TEHRAN (FNA)- A senior Iranian legislator said the UN inspectors' report confirming the use of chemical weapons in Syria indicated that the rebels had conducted the August 21 attack on Ghouta in Damascus countryside.
"The report shows that the Syrian government has not used chemical weapons," member of the parliament's National Security and Foreign Policy Commission Nozar Shafiyee said Wednesday.
"The UN inspectors have confirmed the use of chemical weapons but it is not yet clear who has used such weapons and this is the biggest winning card and opportunity for Syria," he added.
Shafiyee explained if the report had found that the Syrian government was to blame for the attack, the UN which is highly influenced by the US would have spared no moment to announce that result, that is to say now that such a thing has not been announced, the rebel groups have, thus, used such weapons against the Syrian people.
United Nations Secretary General Ban Ki-Moon said Monday that results of a report by UN inspectors confirming the use of chemical weapons in Syria are overwhelming and indisputable.

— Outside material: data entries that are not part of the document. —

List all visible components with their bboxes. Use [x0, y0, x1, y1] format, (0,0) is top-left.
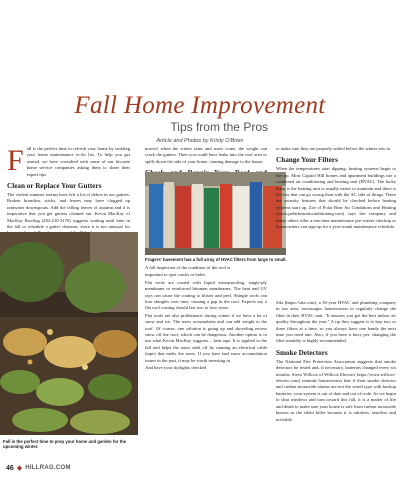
- drop-cap: F: [7, 144, 24, 177]
- gutters-continued: moved, when the winter rains and snow come, the weight can crack the gutters. Then you could have leaks into the roof area or spills down the side of your home, causing damage to the house.: [145, 146, 267, 164]
- article-subtitle: Tips from the Pros: [170, 120, 268, 134]
- column-1: [7, 146, 130, 238]
- filters-heading: Change Your Filters: [276, 156, 338, 165]
- gutters-paragraph: The violent summer storms have left a lot of debris in our gutters. Broken branches, sticks, and leaves may have clogged up rainwater downspouts. Add the falling leaves of autumn and it is imperative that you get gutters cleaned out. Kevin MacKay of MacKay Roofing (202-210-2170) suggests waiting until later in the fall to schedule a gutter cleanout, since it is not unusual for: [7, 192, 130, 230]
- garden-photo: [0, 232, 138, 435]
- filters-photo: [145, 172, 286, 255]
- roof-inspection-line: A fall inspection of the condition of the roof is: [145, 265, 231, 270]
- article-title: Fall Home Improvement: [74, 92, 326, 119]
- intro-text: all is the perfect time to refresh your home by tackling your home maintenance to-do list. To help you get started, we have consulted with some of our favorite home service companies asking them to share their expert tips.: [26, 146, 130, 177]
- intro-paragraph: [7, 146, 130, 178]
- column-3-bottom: [276, 300, 396, 424]
- flat-roof-paragraph: Flat roofs are coated with liquid waterproofing, single-ply membrane or reinforced bitumen membranes. The heat and UV rays can cause the coating to blister and peel. Shingle roofs can lose shingles over time, causing a gap in the roof. Experts say a flat roof coating should last two to four years.: [145, 279, 267, 311]
- garden-photo-image: [0, 232, 138, 435]
- filters-caption: Fragers' basement has a full array of HVAC filters from large to small.: [145, 257, 287, 262]
- site-name: HILLRAG.COM: [25, 465, 71, 471]
- garden-caption: Fall is the perfect time to prep your home and garden for the upcoming winter.: [3, 439, 127, 450]
- column-3-top: [276, 146, 396, 231]
- diamond-icon: ◆: [16, 465, 23, 472]
- sila-paragraph: Sila (https://sila.com), a 30-year HVAC and plumbing company in our area, encourages homeowners to regularly change the filter in their HVAC unit. "It ensures you get the best indoor air quality throughout the year." A tip they suggest is to buy two or three filters at a time, so you always have one handy the next time you need one. Also, if you have a furry pet, changing the filter monthly is highly recommended.: [276, 300, 396, 344]
- smoke-detectors-heading: Smoke Detectors: [276, 348, 328, 357]
- filters-photo-image: [145, 172, 286, 255]
- gutters-heading: Clean or Replace Your Gutters: [7, 182, 102, 191]
- skylights-line: And have your skylights checked: [145, 365, 207, 371]
- roof-cracks-line: important to spot cracks or holes.: [145, 272, 207, 278]
- page-footer: [6, 464, 71, 472]
- roof-continued: to make sure they are properly sealed before the winter sets in.: [276, 146, 392, 151]
- page-number: 46: [6, 464, 14, 472]
- smoke-detectors-paragraph: The National Fire Protection Association suggests that smoke detectors be tested and, if necessary, batteries changed every six months. Steve Willcox of Willcox Electric( https://www.willcox-electric.com) reminds homeowners that if their smoke detector and carbon monoxide alarms are not the wired type with backup batteries, your system is out of date and out of code. As we begin to shut windows and turn toward this fall, it is a matter of life and death to make sure your house is safe from carbon monoxide known as the silent killer because it is odorless, tasteless and invisible.: [276, 358, 396, 422]
- article-byline: Article and Photos by Kristy O'Brien: [156, 138, 244, 144]
- column-2-bottom: [145, 265, 267, 373]
- snow-paragraph: Flat roofs are also problematic during winter if we have a lot of snow and ice. The snow accumulates and can add weight to the roof. Of course, one solution is going up and shoveling excess snow off the roof, which can be dangerous. Another option is to use what Kevin MacKay suggests – heat tape. It is applied to the fall and helps the snow melt off by running an electrical cable (tape) that melts the snow. If you have had snow accumulation issues in the past, it may be worth investing in.: [145, 312, 267, 363]
- filters-paragraph: When the temperatures start dipping, heating systems begin to fire up. Most Capitol Hill homes and apartment buildings use a combined air conditioning and heating unit (HVAC). The lucky thing is the heating unit is usually easier to maintain and there is far less that can go wrong than with the AC side of things. There are security features that should be checked before heating systems start up. Zoe of Polar Bear Air Conditions and Heating (www.polarbearairconditioning.com) says her company and many others offer a one-time maintenance pre-winter checkup or homeowners can sign up for a year-round maintenance schedule.: [276, 166, 396, 230]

This is a grave crime. Those responsible must be brought to justice and soon as possible," Ban told reporters at UN headquarters in New York. He also emphasized that this is the largest chemical attack in many years.
UN inspectors said Monday that there is "clear and convincing evidence" that chemical weapons were used on a relatively large scale in an attack last month in Syria that killed hundreds of people, including Syrian military men and civilians. Ban presented their report to a closed meeting of the UN Security Council in New York Monday morning.

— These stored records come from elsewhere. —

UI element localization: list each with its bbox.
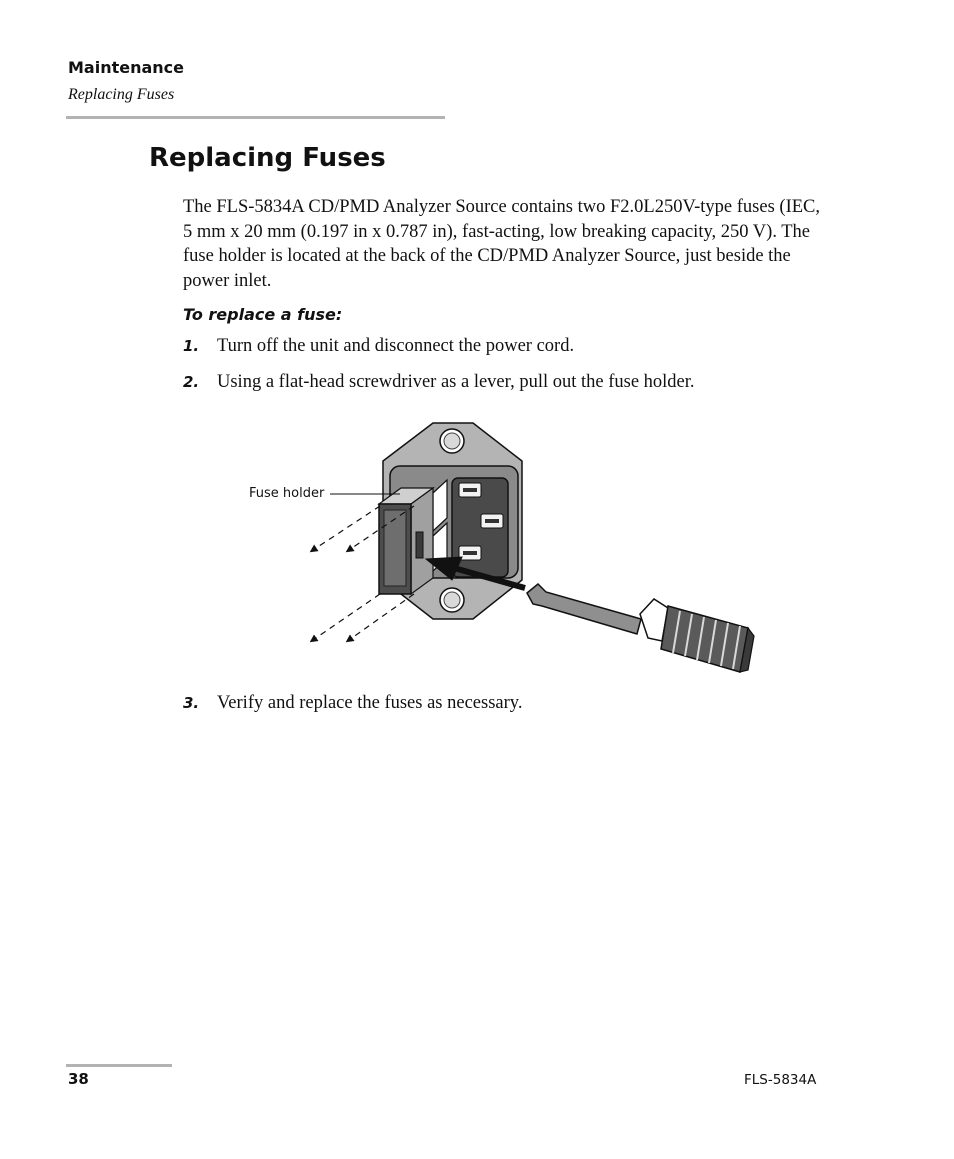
step-number: 1. [183, 337, 200, 355]
step-text: Using a flat-head screwdriver as a lever, pull out the fuse holder. [217, 372, 695, 392]
dashed-arrow-icon [349, 594, 414, 640]
fuse-holder-screwdriver-illustration [240, 418, 770, 680]
page-number: 38 [68, 1070, 89, 1088]
dashed-arrow-icon [313, 506, 380, 550]
footer-model-name: FLS-5834A [744, 1072, 817, 1088]
screwdriver-icon [527, 584, 754, 672]
footer-divider [66, 1064, 172, 1067]
fuse-holder-label: Fuse holder [249, 486, 325, 501]
step-text: Turn off the unit and disconnect the power cord. [217, 336, 575, 356]
page-title: Replacing Fuses [149, 143, 386, 173]
intro-paragraph: The FLS-5834A CD/PMD Analyzer Source contains two F2.0L250V-type fuses (IEC, 5 mm x 20 mm (0.197 in x 0.787 in), fast-acting, low breaking capacity, 250 V). The fuse holder is located at the back of the CD/PMD Analyzer Source, just beside the power inlet. [183, 197, 820, 291]
header-subsection-title: Replacing Fuses [68, 86, 175, 103]
procedure-title: To replace a fuse: [183, 305, 343, 324]
dashed-arrow-icon [313, 594, 380, 640]
running-header [68, 58, 184, 104]
header-divider [66, 116, 445, 119]
header-section-title: Maintenance [68, 58, 185, 77]
step-text: Verify and replace the fuses as necessary. [217, 693, 523, 713]
step-number: 3. [183, 694, 200, 712]
step-number: 2. [183, 373, 200, 391]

The findings represent the first official confirmation by scientific experts that chemical weapons were used in Syria, but the report left the key question of who launched the attack unanswered. The rebels and their US and Western supporters have said the government of President Bashar Assad was behind the Aug. 21 attack, while the Syrian government and its closest ally, Russia, blame the rebels.
Russian Foreign Minister Sergei Lavrov said on Tuesday the report did not answer many questions and called for additional UN investigations into allegations of chemical weapons use in Syria.

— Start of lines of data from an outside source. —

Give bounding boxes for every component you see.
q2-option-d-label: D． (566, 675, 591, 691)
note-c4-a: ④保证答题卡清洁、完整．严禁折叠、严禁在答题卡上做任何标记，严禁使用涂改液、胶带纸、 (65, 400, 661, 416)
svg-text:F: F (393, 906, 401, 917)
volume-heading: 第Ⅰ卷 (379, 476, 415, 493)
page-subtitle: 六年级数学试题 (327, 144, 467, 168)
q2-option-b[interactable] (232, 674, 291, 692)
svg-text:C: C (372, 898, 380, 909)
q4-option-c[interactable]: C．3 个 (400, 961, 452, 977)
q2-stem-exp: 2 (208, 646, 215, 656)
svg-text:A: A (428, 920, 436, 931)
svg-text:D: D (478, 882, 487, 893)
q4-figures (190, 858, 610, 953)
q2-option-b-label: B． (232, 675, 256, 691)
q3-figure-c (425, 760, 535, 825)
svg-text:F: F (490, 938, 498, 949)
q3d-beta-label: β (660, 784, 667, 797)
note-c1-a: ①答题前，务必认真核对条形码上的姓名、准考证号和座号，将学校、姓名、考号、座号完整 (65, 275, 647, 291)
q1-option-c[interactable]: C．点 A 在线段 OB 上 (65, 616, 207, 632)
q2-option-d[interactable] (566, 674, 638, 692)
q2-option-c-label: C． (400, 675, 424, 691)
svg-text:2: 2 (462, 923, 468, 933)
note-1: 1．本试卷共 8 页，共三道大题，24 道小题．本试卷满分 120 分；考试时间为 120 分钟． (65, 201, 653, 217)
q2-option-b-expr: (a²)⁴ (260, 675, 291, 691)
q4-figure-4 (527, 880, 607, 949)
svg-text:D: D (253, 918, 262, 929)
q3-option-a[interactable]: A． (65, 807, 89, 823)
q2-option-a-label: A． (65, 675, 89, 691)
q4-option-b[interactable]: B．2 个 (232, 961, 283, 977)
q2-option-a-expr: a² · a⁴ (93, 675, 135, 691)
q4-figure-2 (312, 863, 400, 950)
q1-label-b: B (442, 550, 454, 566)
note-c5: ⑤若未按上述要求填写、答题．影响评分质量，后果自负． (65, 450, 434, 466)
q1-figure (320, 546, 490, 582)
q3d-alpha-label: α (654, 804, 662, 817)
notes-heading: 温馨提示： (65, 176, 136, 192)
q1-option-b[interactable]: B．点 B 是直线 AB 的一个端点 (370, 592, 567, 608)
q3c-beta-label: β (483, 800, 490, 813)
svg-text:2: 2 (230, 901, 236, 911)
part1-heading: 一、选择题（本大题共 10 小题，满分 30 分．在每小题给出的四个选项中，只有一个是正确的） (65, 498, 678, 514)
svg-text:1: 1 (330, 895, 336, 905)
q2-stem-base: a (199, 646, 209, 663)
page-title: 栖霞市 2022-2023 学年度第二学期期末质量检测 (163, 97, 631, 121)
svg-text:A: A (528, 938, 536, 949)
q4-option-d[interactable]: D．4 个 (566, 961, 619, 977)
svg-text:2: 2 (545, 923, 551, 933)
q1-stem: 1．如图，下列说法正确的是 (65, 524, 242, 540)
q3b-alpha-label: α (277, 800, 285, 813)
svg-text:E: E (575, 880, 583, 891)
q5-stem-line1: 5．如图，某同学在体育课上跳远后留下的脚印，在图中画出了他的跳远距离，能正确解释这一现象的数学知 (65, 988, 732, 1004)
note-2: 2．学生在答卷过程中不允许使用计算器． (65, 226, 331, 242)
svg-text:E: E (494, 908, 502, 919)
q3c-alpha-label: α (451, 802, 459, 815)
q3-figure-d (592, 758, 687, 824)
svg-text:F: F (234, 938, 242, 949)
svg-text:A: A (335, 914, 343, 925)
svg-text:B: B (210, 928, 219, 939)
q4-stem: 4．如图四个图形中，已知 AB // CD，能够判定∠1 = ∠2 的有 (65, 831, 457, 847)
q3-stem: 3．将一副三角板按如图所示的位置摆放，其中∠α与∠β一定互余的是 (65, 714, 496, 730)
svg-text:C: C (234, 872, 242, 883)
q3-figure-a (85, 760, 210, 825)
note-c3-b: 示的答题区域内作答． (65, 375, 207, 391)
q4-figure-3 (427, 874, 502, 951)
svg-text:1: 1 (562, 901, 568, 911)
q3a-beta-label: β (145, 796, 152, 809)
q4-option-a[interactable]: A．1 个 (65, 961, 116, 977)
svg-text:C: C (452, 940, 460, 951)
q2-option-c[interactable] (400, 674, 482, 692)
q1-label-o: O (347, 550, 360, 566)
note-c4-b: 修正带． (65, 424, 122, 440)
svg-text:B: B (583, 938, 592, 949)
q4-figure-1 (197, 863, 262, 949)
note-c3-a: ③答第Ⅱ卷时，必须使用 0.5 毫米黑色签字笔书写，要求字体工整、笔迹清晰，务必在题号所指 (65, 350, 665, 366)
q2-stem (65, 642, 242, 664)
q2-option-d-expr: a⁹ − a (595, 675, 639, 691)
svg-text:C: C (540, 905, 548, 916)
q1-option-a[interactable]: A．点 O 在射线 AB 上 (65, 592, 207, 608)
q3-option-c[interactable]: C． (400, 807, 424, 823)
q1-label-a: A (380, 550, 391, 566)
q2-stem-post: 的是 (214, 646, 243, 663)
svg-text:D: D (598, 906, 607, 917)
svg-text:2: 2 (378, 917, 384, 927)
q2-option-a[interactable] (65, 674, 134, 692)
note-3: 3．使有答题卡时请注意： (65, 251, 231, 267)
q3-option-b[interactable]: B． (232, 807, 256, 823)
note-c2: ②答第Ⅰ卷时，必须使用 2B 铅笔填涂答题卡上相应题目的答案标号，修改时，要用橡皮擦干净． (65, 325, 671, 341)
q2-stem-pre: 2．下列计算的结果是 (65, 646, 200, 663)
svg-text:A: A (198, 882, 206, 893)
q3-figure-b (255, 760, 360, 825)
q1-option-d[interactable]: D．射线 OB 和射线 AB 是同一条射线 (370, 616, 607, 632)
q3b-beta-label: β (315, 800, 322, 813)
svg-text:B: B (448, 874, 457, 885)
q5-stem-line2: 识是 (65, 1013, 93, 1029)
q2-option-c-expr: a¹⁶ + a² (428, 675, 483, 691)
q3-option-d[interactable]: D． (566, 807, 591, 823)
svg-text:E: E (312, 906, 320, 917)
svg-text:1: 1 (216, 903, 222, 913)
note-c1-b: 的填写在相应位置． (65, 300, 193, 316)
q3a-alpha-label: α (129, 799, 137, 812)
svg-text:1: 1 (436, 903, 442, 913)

The US position that the Syrian army was behind the August 21 attack had prompted Washington to threaten "limited" retaliatory military strikes against Syria. This plan was put on hold last week after Lavrov put forward a proposal, based on off-the-cuff comments by US Secretary of State John Kerry, that a strike could be avoided if Syria were to put its chemical weapons under international control.
On Saturday, after days of intense negotiations, Lavrov and Kerry announced an ambitious plan under which all chemical weapons in Syria would be opened up to international inspectors by November and destroyed by mid-2014.